The coefficient of domestic public health expenditure is consistent with the notion that public spending on health is central to keeping coronavirus under control. Still, the statistical significance of this relationship is not confirmed. Finally, the coefficient of survival at 65 indicates a positive association with people over the age of 65 and the Covid-19 virus; however, once again, this relationship is not statistically significant. However, we conclude that the correct model for explaining the spread of Covid-19 infection is in the Models 1 or 2, and not in Model 3, which has many endogeneity problems.Footnote 10

Conclusions

This study used Covid-19-related data for the 6 months up to July 13, 2020 from 217 countries. However, when we incorporated the socio-economic data, the number of observations was reduced to 163 and our empirical results are based on these. We began this research with several hypotheses in mind. We were looking for effective public policies that could help countries to prepare against any future coronavirus infections. We know that medical science researchers had pointed out that the use of masks and keeping a distance from others in public places reduces infections, and that lockdown policies would reduce the community spread of Covid-19 infections. We understand that these are the most critical strategies for containing the spread of Covid-19 infections once the disease is found in a country. However, we want to know whether there are any lessons in terms of better public health policy from our 6-month experience so that countries are better prepared to deal with future episodes.

Using the 2SLS model, we drew several conclusions from a public policy perspective. First, the number of tests in a country increased the number of confirmed Covid-19 cases in any country, but the provision of UHC would be a significant public health strategy for countries to help deal with Covid-19-like outbreaks in future. Countries must develop policies to ensure a credible universal health care system to prevent future outbreaks.

Second, air pollution is an important parameter for the spread of diseases. Therefore, countries must implement strategies to reduce air pollution in cities. This is probably a win–win solution for the environment, health, and climate change. Policies to reduce air pollution often entail a reduction in the use of fossil fuel in transport systems, which improves air quality, reduces acute respiratory infections, and also reduces carbon footprints.

Third, lockdowns may help to reduce community spread but their impact is not statistically proven.
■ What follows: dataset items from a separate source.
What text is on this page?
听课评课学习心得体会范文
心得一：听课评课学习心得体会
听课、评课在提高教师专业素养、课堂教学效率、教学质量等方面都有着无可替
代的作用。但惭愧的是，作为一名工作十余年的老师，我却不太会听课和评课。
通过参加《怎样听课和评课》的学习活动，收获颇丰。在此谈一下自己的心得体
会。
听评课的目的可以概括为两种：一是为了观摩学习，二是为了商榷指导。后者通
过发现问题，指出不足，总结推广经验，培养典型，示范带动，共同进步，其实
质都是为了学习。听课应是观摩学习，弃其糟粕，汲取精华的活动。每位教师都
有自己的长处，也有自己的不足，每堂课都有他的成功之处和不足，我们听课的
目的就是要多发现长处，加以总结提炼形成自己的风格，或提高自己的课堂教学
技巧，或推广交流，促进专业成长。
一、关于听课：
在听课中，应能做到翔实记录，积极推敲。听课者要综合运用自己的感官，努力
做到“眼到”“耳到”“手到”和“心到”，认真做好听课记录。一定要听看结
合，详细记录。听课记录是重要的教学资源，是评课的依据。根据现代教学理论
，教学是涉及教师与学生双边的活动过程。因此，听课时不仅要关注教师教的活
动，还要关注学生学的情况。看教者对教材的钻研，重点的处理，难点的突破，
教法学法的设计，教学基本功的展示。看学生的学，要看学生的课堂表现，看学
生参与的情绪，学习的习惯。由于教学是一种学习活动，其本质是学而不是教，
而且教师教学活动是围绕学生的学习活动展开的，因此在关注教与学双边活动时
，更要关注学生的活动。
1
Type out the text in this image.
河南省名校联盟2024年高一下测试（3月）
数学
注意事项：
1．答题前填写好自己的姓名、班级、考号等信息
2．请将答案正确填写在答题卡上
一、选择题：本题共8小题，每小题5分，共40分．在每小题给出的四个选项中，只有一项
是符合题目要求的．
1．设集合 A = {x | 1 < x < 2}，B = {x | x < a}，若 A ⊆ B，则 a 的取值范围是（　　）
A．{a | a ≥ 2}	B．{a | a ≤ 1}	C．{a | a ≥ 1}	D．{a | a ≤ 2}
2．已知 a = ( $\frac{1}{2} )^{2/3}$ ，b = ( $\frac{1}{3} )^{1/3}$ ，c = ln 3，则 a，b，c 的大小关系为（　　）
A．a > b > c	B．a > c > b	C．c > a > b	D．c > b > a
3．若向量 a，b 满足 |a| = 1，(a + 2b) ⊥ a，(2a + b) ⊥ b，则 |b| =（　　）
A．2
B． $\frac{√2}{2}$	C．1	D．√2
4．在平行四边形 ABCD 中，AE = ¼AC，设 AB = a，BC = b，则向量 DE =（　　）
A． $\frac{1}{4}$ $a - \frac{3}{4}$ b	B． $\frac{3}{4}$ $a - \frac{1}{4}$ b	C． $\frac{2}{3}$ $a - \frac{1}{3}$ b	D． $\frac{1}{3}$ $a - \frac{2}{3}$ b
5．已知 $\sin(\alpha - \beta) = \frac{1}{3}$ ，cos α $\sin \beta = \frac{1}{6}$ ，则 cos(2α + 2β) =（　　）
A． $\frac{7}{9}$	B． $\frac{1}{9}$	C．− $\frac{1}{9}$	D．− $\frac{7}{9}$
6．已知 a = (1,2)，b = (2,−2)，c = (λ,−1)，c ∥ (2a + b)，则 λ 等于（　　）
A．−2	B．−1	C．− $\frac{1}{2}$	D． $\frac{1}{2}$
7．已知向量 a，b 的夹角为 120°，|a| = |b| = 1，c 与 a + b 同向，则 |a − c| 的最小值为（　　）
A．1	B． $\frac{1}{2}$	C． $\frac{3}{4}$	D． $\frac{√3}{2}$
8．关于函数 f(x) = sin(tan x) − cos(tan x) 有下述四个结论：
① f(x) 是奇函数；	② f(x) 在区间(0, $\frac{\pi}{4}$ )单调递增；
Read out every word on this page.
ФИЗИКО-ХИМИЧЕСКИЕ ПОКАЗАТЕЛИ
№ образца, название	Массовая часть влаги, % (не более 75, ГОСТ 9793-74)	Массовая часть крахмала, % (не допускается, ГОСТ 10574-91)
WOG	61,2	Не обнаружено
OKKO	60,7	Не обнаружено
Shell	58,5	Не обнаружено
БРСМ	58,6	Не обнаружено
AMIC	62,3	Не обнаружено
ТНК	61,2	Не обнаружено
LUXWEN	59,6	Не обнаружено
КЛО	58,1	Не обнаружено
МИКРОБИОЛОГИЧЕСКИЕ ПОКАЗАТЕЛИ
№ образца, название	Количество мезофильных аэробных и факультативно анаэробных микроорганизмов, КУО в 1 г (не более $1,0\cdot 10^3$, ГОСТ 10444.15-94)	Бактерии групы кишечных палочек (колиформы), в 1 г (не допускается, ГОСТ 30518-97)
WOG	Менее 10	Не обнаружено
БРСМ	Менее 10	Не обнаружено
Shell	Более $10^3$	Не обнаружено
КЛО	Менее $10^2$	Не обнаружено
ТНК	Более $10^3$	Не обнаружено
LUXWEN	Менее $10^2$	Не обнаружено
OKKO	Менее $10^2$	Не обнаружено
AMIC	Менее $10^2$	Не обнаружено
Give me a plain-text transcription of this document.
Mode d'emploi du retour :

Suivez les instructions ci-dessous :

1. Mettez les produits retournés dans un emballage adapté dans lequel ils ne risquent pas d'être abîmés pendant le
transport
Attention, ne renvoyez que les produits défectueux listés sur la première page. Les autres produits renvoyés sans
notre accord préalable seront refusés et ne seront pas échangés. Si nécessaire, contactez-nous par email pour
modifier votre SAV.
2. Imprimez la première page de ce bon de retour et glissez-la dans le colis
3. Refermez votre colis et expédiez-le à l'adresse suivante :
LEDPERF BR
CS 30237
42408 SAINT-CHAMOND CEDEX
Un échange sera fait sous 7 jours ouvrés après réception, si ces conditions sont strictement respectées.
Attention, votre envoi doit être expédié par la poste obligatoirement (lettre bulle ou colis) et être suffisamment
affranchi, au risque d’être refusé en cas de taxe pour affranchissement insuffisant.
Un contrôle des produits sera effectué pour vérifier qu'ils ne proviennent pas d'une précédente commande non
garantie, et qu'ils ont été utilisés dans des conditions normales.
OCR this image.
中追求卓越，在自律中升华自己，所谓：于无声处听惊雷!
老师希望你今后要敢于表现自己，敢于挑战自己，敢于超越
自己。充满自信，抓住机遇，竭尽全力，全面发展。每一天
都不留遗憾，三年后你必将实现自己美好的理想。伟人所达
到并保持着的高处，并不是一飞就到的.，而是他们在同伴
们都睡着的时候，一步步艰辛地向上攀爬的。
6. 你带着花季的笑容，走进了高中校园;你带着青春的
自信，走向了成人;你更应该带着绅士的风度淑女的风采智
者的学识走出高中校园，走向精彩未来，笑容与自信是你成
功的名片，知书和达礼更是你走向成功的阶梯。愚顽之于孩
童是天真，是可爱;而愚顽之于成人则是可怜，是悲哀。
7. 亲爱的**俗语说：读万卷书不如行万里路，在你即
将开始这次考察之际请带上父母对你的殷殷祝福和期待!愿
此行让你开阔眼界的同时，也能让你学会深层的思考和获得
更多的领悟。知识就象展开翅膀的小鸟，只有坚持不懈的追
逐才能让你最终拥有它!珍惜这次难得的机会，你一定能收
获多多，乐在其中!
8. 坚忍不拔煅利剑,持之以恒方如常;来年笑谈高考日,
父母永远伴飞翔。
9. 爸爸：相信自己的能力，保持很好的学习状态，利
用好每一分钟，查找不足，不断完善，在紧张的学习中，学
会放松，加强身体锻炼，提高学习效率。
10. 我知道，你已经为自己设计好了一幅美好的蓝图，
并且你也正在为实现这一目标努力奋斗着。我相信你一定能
Similarly, antimalarial drugs did not have a significant effect on reducing the spread of the disease.

Fourth, working outside the home has an impact on the spread of the pandemic, as it increases exposures to the virus during an outbreak. Therefore, it is essential to note that in the future, until we have a cure for the virus, countries should maintain home-based work as much as possible.

Fifth, countries that have adjusted to the “new normal” of using masks and maintaining a distance from others in public places (a lesson learned by SARS-affected countries) have reduced the spread of the infection. As such, countries must adjust their social and cultural life to the new normal: wearing masks and keep a distance from others in public places.